In her letter asking Mr Case what had happened, the party's deputy leader, Angela Rayner, said Boris Johnson had to address claims of "impropriety and conflict of interest".
On Wednesday, during Prime Minister's Questions, Mr Johnson did not deny reports he had spoken to aides about a government post.
It has been reported that, while foreign secretary in 2018, Mr Johnson tried to hire his future wife, with whom he was already in a relationship, as his £100,000-a-year chief of staff.
In her letter to Mr Case, the cabinet secretary, Ms Rayner wrote: "There are now serious questions for the prime minister to answer about potentially impropriety and conflict of interest in his lobbying for a high-paying tax-funded job for his partner in 2018, Carrie Johnson."

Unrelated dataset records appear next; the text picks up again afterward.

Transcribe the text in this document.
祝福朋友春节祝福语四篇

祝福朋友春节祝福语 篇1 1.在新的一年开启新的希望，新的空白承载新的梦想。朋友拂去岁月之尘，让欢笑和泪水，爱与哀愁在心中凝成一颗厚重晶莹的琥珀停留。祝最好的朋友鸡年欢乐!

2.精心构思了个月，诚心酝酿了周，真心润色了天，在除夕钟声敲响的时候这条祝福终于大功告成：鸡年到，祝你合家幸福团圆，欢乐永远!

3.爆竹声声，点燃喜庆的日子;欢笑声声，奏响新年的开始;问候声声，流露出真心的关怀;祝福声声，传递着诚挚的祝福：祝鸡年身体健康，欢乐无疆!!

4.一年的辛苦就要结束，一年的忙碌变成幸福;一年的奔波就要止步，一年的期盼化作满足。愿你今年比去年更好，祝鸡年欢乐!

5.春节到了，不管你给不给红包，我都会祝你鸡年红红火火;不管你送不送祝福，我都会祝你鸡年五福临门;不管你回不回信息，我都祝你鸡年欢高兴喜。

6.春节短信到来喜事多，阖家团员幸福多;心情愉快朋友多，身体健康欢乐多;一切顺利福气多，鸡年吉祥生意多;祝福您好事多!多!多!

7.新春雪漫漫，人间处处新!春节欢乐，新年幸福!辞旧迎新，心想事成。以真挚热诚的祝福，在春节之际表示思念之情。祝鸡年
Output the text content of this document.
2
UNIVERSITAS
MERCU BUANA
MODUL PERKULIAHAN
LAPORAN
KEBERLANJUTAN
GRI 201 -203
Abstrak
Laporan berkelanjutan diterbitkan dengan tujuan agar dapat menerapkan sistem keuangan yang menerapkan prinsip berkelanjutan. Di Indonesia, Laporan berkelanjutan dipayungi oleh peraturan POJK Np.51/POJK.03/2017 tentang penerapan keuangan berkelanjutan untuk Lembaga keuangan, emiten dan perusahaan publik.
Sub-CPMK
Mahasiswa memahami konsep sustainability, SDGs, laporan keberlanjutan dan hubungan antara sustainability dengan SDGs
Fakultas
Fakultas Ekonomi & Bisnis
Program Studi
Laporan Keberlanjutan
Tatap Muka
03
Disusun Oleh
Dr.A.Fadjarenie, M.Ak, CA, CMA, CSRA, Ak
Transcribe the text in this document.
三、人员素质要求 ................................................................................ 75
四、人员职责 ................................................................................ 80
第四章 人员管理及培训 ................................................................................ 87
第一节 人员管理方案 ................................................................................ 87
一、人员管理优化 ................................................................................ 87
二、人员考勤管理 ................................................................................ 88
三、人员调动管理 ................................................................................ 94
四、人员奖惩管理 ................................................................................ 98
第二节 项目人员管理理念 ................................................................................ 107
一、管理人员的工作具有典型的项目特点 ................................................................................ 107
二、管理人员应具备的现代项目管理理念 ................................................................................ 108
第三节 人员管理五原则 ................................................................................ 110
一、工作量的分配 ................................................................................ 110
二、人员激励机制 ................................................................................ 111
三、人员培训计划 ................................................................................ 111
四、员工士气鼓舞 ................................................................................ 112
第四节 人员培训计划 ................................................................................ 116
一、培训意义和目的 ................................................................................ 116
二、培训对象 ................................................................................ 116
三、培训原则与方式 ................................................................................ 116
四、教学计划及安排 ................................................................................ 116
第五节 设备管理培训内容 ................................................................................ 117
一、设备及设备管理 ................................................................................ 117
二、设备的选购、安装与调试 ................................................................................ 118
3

This and the other reports raised "serious questions about sleaze and corruption" in Downing Street, she added.
"It is clearly inappropriate that the prime minister should be the judge and jury in his own case, so I ask you to confirm that this matter will be subject to an independent probe and fully investigated," Ms Rayner also wrote.
In response, Mr Case wrote: "I did not recommend Mrs Johnson for any role.
"In autumn 2020 a former member of the No 10 team asked about opportunities for Mrs Johnson with environmental charities.
"I was happy to have an informal conversation with someone involved with the [Royal Foundation's] Earthshot Prize about what roles were available, as I would have done for anyone with relevant experience who was keen to get involved with charity work."
Mrs Johnson, a former head of communications for the Conservative Party, married Mr Johnson in May last year and they have two children together.
She has also worked for the Oceana marine conservation group and the Aspinall Foundation animal rights charity.